Why are we so determined to trash the old when it still holds value and still reminds us of history’s challenges and triumphs?

Why are we so determined to trash the old when it still holds value and still reminds us of history’s challenges and triumphs?

I love to fish – ineptly but pleasantly – at Roaring River State Park near Cassville. The river itself, arising from a huge spring right there, is a natural wonder. All that cold water is perfect for rainbow trout smarter than the likes of me.

Those fish attract fishermen, and those people will spend irrational amounts of money obsessed with the pursuit of a full stringer. That’s important business in Cassville, Mo. And Roaring River is what it is today largely because of the efforts of the Civilian Conservation Corps eight decades ago.

Not the least of this is what is today called the CCC Lodge, a majestic but now unloved stone structure near the river. Once it was a hotel. It’s had other uses since but has still been a vital part of the place. If you fish there, you spend time in the store: flies and other lures, licenses and daily tags, groceries and T-shirts, and plenty of coffee. So up the stairs you would trudge. No, access wasn’t the best. The place was a little well worn. But it was fine.

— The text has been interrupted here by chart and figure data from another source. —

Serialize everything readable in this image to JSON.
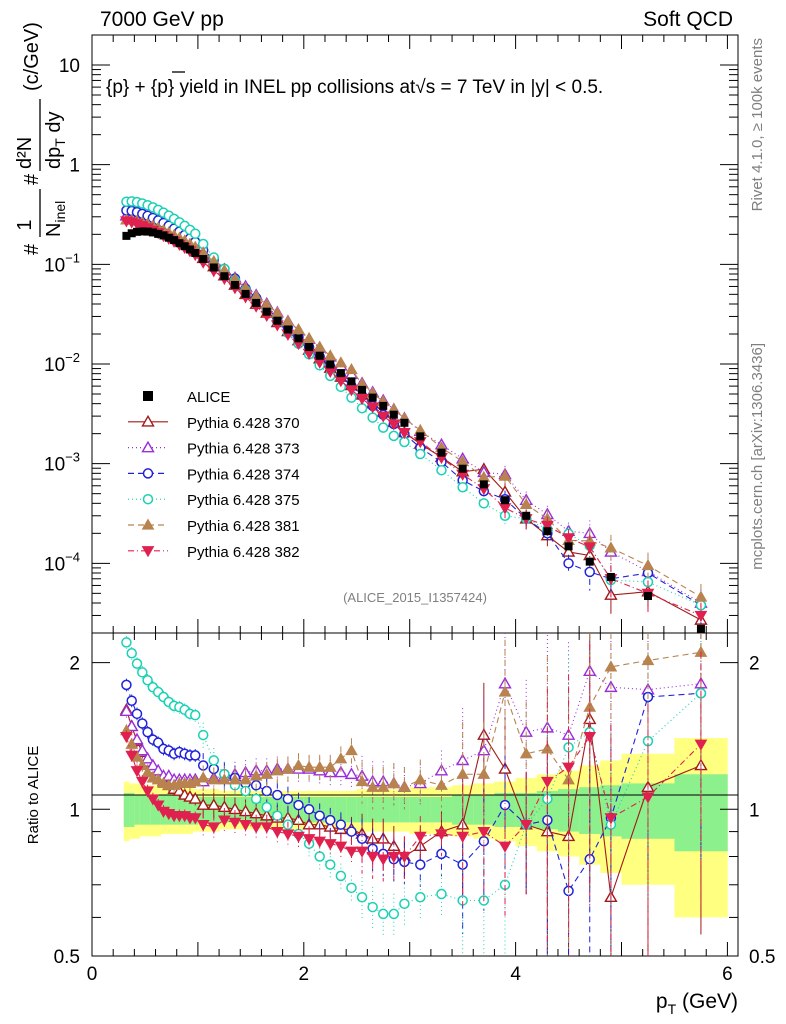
{
  "header": {
    "energy": "7000 GeV pp",
    "category": "Soft QCD",
    "plot_title": "{p} + {p} yield in INEL pp collisions at√s =  7 TeV in |y| < 0.5.",
    "analysis_id": "(ALICE_2015_I1357424)",
    "rivet_label": "Rivet 4.1.0, ≥ 100k events",
    "source_label": "mcplots.cern.ch [arXiv:1306.3436]"
  },
  "chart_data": [
    {
      "type": "scatter",
      "title": "{p} + {p} yield in INEL pp collisions at √s = 7 TeV in |y| < 0.5",
      "ylabel": "1/Ninel d2N/dpT dy (c/GeV)",
      "ylabel_parts": {
        "hash": "#",
        "one": "1",
        "hash2": "#",
        "numer": "d²N",
        "nmain": "N",
        "nsub": "inel",
        "denom": "dp",
        "dsub": "T",
        "dy": " dy",
        "unit": "(c/GeV)"
      },
      "xlabel": "pT (GeV)",
      "yscale": "log",
      "xlim": [
        0,
        6.1
      ],
      "ylim": [
        2e-05,
        20
      ],
      "yticks": [
        "10",
        "1",
        "10−1",
        "10−2",
        "10−3",
        "10−4"
      ],
      "x": [
        0.325,
        0.375,
        0.425,
        0.475,
        0.525,
        0.575,
        0.625,
        0.675,
        0.725,
        0.775,
        0.825,
        0.875,
        0.925,
        0.975,
        1.05,
        1.15,
        1.25,
        1.35,
        1.45,
        1.55,
        1.65,
        1.75,
        1.85,
        1.95,
        2.05,
        2.15,
        2.25,
        2.35,
        2.45,
        2.55,
        2.65,
        2.75,
        2.85,
        2.95,
        3.1,
        3.3,
        3.5,
        3.7,
        3.9,
        4.1,
        4.3,
        4.5,
        4.7,
        4.9,
        5.25,
        5.75
      ],
      "series": [
        {
          "name": "ALICE",
          "values": [
            0.193,
            0.205,
            0.212,
            0.214,
            0.213,
            0.209,
            0.202,
            0.195,
            0.185,
            0.175,
            0.163,
            0.152,
            0.141,
            0.13,
            0.113,
            0.093,
            0.076,
            0.062,
            0.0505,
            0.041,
            0.0335,
            0.0272,
            0.0222,
            0.0181,
            0.0148,
            0.0121,
            0.0099,
            0.0081,
            0.0067,
            0.0055,
            0.0046,
            0.0038,
            0.0031,
            0.00257,
            0.00188,
            0.00129,
            0.00089,
            0.00062,
            0.00043,
            0.0003,
            0.00021,
            0.000148,
            0.000104,
            7.3e-05,
            4.7e-05,
            2.2e-05
          ]
        },
        {
          "name": "Pythia 6.428 370",
          "values": [
            0.309,
            0.304,
            0.293,
            0.28,
            0.266,
            0.252,
            0.237,
            0.222,
            0.207,
            0.193,
            0.178,
            0.163,
            0.15,
            0.137,
            0.115,
            0.095,
            0.077,
            0.062,
            0.05,
            0.04,
            0.0325,
            0.0261,
            0.0212,
            0.0172,
            0.0138,
            0.0113,
            0.0091,
            0.0074,
            0.0061,
            0.0049,
            0.004,
            0.0033,
            0.0026,
            0.00205,
            0.00158,
            0.00116,
            0.00083,
            0.00088,
            0.00052,
            0.00028,
            0.00019,
            0.00013,
            0.00012,
            4.8e-05,
            5.2e-05,
            2.7e-05
          ]
        },
        {
          "name": "Pythia 6.428 373",
          "values": [
            0.307,
            0.303,
            0.294,
            0.282,
            0.27,
            0.257,
            0.243,
            0.229,
            0.216,
            0.202,
            0.188,
            0.175,
            0.162,
            0.149,
            0.129,
            0.108,
            0.089,
            0.073,
            0.06,
            0.049,
            0.0402,
            0.0328,
            0.0268,
            0.0218,
            0.0178,
            0.0145,
            0.0118,
            0.0096,
            0.0079,
            0.0064,
            0.0052,
            0.0043,
            0.0035,
            0.00285,
            0.00212,
            0.00155,
            0.00112,
            0.00082,
            0.00078,
            0.00043,
            0.00031,
            0.00021,
            0.0002,
            0.00013,
            8.3e-05,
            4e-05
          ]
        },
        {
          "name": "Pythia 6.428 374",
          "values": [
            0.347,
            0.343,
            0.334,
            0.321,
            0.307,
            0.292,
            0.276,
            0.26,
            0.244,
            0.228,
            0.213,
            0.197,
            0.182,
            0.168,
            0.139,
            0.112,
            0.09,
            0.072,
            0.057,
            0.046,
            0.0365,
            0.029,
            0.0233,
            0.0185,
            0.0148,
            0.0118,
            0.0094,
            0.0075,
            0.006,
            0.0048,
            0.0038,
            0.0031,
            0.0025,
            0.002,
            0.00144,
            0.00104,
            0.00068,
            0.00053,
            0.00044,
            0.00028,
            0.0002,
            0.0001,
            8.2e-05,
            7e-05,
            8e-05,
            3.8e-05
          ]
        },
        {
          "name": "Pythia 6.428 375",
          "values": [
            0.425,
            0.428,
            0.421,
            0.408,
            0.392,
            0.373,
            0.352,
            0.33,
            0.308,
            0.286,
            0.264,
            0.243,
            0.222,
            0.203,
            0.16,
            0.117,
            0.09,
            0.069,
            0.055,
            0.043,
            0.0337,
            0.0263,
            0.0205,
            0.016,
            0.0125,
            0.0097,
            0.0076,
            0.0059,
            0.0046,
            0.0036,
            0.0029,
            0.0023,
            0.0019,
            0.00165,
            0.00125,
            0.00086,
            0.00058,
            0.0004,
            0.0003,
            0.00028,
            0.00022,
            0.000198,
            0.00015,
            6.8e-05,
            6.5e-05,
            3.8e-05
          ]
        },
        {
          "name": "Pythia 6.428 381",
          "values": [
            0.279,
            0.278,
            0.272,
            0.264,
            0.254,
            0.243,
            0.232,
            0.22,
            0.208,
            0.196,
            0.184,
            0.172,
            0.16,
            0.149,
            0.131,
            0.107,
            0.087,
            0.071,
            0.058,
            0.048,
            0.0395,
            0.0326,
            0.0268,
            0.0222,
            0.0181,
            0.0148,
            0.0121,
            0.0103,
            0.0088,
            0.0063,
            0.0051,
            0.0042,
            0.0035,
            0.00285,
            0.00216,
            0.00145,
            0.00105,
            0.00073,
            0.00075,
            0.00039,
            0.00028,
            0.00017,
            0.000168,
            0.000143,
            9.5e-05,
            4.6e-05
          ]
        },
        {
          "name": "Pythia 6.428 382",
          "values": [
            0.272,
            0.265,
            0.255,
            0.244,
            0.232,
            0.219,
            0.207,
            0.194,
            0.182,
            0.17,
            0.158,
            0.147,
            0.136,
            0.125,
            0.105,
            0.086,
            0.072,
            0.058,
            0.047,
            0.038,
            0.0307,
            0.0246,
            0.0198,
            0.016,
            0.0128,
            0.0104,
            0.0084,
            0.0068,
            0.0055,
            0.0045,
            0.0037,
            0.003,
            0.0025,
            0.00205,
            0.00166,
            0.00115,
            0.00078,
            0.00056,
            0.00036,
            0.00028,
            0.00024,
            0.00018,
            0.000146,
            7e-05,
            5e-05,
            3e-05
          ]
        }
      ]
    },
    {
      "type": "line",
      "ylabel": "Ratio to ALICE",
      "xlabel": "pT (GeV)",
      "xlabel_parts": {
        "main": "p",
        "sub": "T",
        "unit": " (GeV)"
      },
      "xlim": [
        0,
        6.1
      ],
      "ylim": [
        0.5,
        2.3
      ],
      "xticks": [
        "0",
        "2",
        "4",
        "6"
      ],
      "yticks": [
        "0.5",
        "1",
        "2"
      ],
      "reference": 1,
      "band_edges": [
        0.3,
        0.35,
        0.4,
        0.45,
        0.5,
        0.55,
        0.6,
        0.65,
        0.7,
        0.75,
        0.8,
        0.85,
        0.9,
        0.95,
        1.0,
        1.1,
        1.2,
        1.3,
        1.4,
        1.5,
        1.6,
        1.7,
        1.8,
        1.9,
        2.0,
        2.1,
        2.2,
        2.3,
        2.4,
        2.5,
        2.6,
        2.7,
        2.8,
        2.9,
        3.0,
        3.2,
        3.4,
        3.6,
        3.8,
        4.0,
        4.2,
        4.4,
        4.6,
        4.8,
        5.0,
        5.5,
        6.0
      ],
      "band_stat_half": [
        0.08,
        0.08,
        0.07,
        0.07,
        0.07,
        0.07,
        0.07,
        0.07,
        0.07,
        0.07,
        0.07,
        0.07,
        0.07,
        0.07,
        0.06,
        0.06,
        0.06,
        0.06,
        0.06,
        0.06,
        0.06,
        0.06,
        0.06,
        0.06,
        0.06,
        0.06,
        0.06,
        0.06,
        0.06,
        0.06,
        0.06,
        0.06,
        0.06,
        0.06,
        0.06,
        0.06,
        0.07,
        0.07,
        0.08,
        0.08,
        0.09,
        0.1,
        0.11,
        0.12,
        0.13,
        0.18
      ],
      "band_total_half": [
        0.14,
        0.13,
        0.13,
        0.12,
        0.12,
        0.12,
        0.12,
        0.11,
        0.11,
        0.11,
        0.11,
        0.11,
        0.11,
        0.1,
        0.1,
        0.1,
        0.09,
        0.09,
        0.09,
        0.09,
        0.09,
        0.09,
        0.09,
        0.09,
        0.09,
        0.09,
        0.09,
        0.09,
        0.09,
        0.1,
        0.1,
        0.1,
        0.1,
        0.1,
        0.11,
        0.11,
        0.12,
        0.13,
        0.14,
        0.16,
        0.18,
        0.2,
        0.23,
        0.26,
        0.3,
        0.4
      ],
      "series": [
        {
          "name": "Pythia 6.428 370",
          "values": [
            1.6,
            1.48,
            1.38,
            1.31,
            1.25,
            1.21,
            1.17,
            1.14,
            1.12,
            1.1,
            1.09,
            1.07,
            1.06,
            1.05,
            1.02,
            1.02,
            1.01,
            1.0,
            0.99,
            0.98,
            0.97,
            0.96,
            0.96,
            0.95,
            0.93,
            0.93,
            0.92,
            0.91,
            0.91,
            0.89,
            0.87,
            0.87,
            0.84,
            0.8,
            0.84,
            0.9,
            0.93,
            1.42,
            1.21,
            0.93,
            0.9,
            0.88,
            1.53,
            0.66,
            1.11,
            1.23
          ]
        },
        {
          "name": "Pythia 6.428 373",
          "values": [
            1.59,
            1.48,
            1.39,
            1.32,
            1.27,
            1.23,
            1.2,
            1.17,
            1.17,
            1.15,
            1.15,
            1.15,
            1.15,
            1.15,
            1.14,
            1.16,
            1.17,
            1.18,
            1.19,
            1.2,
            1.2,
            1.21,
            1.21,
            1.21,
            1.21,
            1.2,
            1.19,
            1.19,
            1.18,
            1.17,
            1.14,
            1.14,
            1.13,
            1.11,
            1.13,
            1.2,
            1.26,
            1.32,
            1.81,
            1.44,
            1.47,
            1.42,
            1.92,
            1.78,
            1.76,
            1.81
          ]
        },
        {
          "name": "Pythia 6.428 374",
          "values": [
            1.8,
            1.67,
            1.57,
            1.5,
            1.44,
            1.39,
            1.37,
            1.33,
            1.32,
            1.3,
            1.31,
            1.3,
            1.29,
            1.29,
            1.23,
            1.21,
            1.18,
            1.16,
            1.13,
            1.12,
            1.09,
            1.07,
            1.05,
            1.02,
            1.0,
            0.97,
            0.95,
            0.93,
            0.9,
            0.87,
            0.83,
            0.81,
            0.79,
            0.78,
            0.77,
            0.81,
            0.77,
            0.86,
            1.02,
            0.93,
            0.95,
            0.68,
            0.79,
            0.96,
            1.7,
            1.73
          ]
        },
        {
          "name": "Pythia 6.428 375",
          "values": [
            2.2,
            2.09,
            1.99,
            1.91,
            1.84,
            1.78,
            1.74,
            1.7,
            1.66,
            1.63,
            1.62,
            1.6,
            1.57,
            1.56,
            1.42,
            1.26,
            1.18,
            1.12,
            1.09,
            1.05,
            1.01,
            0.97,
            0.93,
            0.89,
            0.85,
            0.8,
            0.77,
            0.73,
            0.69,
            0.66,
            0.63,
            0.61,
            0.61,
            0.64,
            0.66,
            0.67,
            0.65,
            0.65,
            0.7,
            0.93,
            1.05,
            1.34,
            1.44,
            0.93,
            1.38,
            1.73
          ]
        },
        {
          "name": "Pythia 6.428 381",
          "values": [
            1.45,
            1.36,
            1.28,
            1.23,
            1.19,
            1.16,
            1.15,
            1.13,
            1.12,
            1.12,
            1.13,
            1.13,
            1.13,
            1.14,
            1.16,
            1.15,
            1.15,
            1.15,
            1.15,
            1.17,
            1.18,
            1.2,
            1.21,
            1.23,
            1.22,
            1.22,
            1.22,
            1.27,
            1.32,
            1.14,
            1.11,
            1.11,
            1.13,
            1.11,
            1.15,
            1.12,
            1.18,
            1.18,
            1.74,
            1.3,
            1.33,
            1.15,
            1.62,
            1.96,
            2.02,
            2.1
          ]
        },
        {
          "name": "Pythia 6.428 382",
          "values": [
            1.41,
            1.29,
            1.2,
            1.14,
            1.09,
            1.05,
            1.02,
            0.99,
            0.98,
            0.97,
            0.97,
            0.97,
            0.96,
            0.96,
            0.93,
            0.92,
            0.95,
            0.94,
            0.93,
            0.92,
            0.92,
            0.9,
            0.89,
            0.88,
            0.87,
            0.86,
            0.85,
            0.84,
            0.82,
            0.82,
            0.8,
            0.79,
            0.8,
            0.8,
            0.88,
            0.89,
            0.88,
            0.9,
            0.84,
            0.93,
            1.14,
            1.22,
            1.41,
            0.96,
            1.06,
            1.36
          ]
        }
      ]
    }
  ],
  "legend": [
    {
      "label": "ALICE",
      "color": "#000000",
      "marker": "square-filled",
      "dash": ""
    },
    {
      "label": "Pythia 6.428 370",
      "color": "#a31a1a",
      "marker": "triangle-up-open",
      "dash": ""
    },
    {
      "label": "Pythia 6.428 373",
      "color": "#9a2edb",
      "marker": "triangle-up-open",
      "dash": "1,3"
    },
    {
      "label": "Pythia 6.428 374",
      "color": "#1f22d9",
      "marker": "circle-open",
      "dash": "6,4"
    },
    {
      "label": "Pythia 6.428 375",
      "color": "#19d1b4",
      "marker": "circle-open",
      "dash": "1,3"
    },
    {
      "label": "Pythia 6.428 381",
      "color": "#b8834f",
      "marker": "triangle-up-filled",
      "dash": "6,4"
    },
    {
      "label": "Pythia 6.428 382",
      "color": "#e0204f",
      "marker": "triangle-down-filled",
      "dash": "6,3,1,3"
    }
  ],
  "colors": {
    "band_total": "#ffff80",
    "band_stat": "#8cf08c"
  }
}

Which is never good enough. A couple of years ago, they opened a new store – clean, bright, generic. It might as well be a QuikTrip. If it’s progress, I cannot see how.

The old building still sits there. The store used to be on the top floor. On the bottom floor, one year several summers ago, they tried an ice cream shop. There was coffee and hot breakfast sandwiches – a terrific idea that flopped. There was a fly shop. All came and went. And the second floor? I have no idea what’s been done with that space except probably storage.

I see that they want to put up a statue at Roaring River for all the of CCC folks who worked in Missouri. My grandfather was in the CCC in Missouri (not at Roaring River), and I think a statue is fine idea. This was a program born of the Great Depression that gave young men hard work but also the discipline and reward of a paycheck, and it helped give them a path to a better career. CCC projects are all over, many still in use.

It was a program to meet the needs of a specific time. It couldn’t be exactly replicated today, even if it’s not a bad idea at all. (For what it’s worth, as soon as Hurricane Katrina devastated the Gulf Coast, I thought a CCC-type program could have headed off much of the needlessly lingering pain that Katrina left behind. Volunteers did great work down there. The government should have stepped up.)

So build the statue. I will pause long even from not catching fish to give a tip of the cap when they unveil it. (Grandpa also would have rather fished.) I’m guessing the statue would go right in front of the lodge, which is itself on the National Register of Historic Places.

But the lodge means something, too. We should honor those who built it – those who built so much in this country – by finding a good use for it and cherishing it for a few more generations.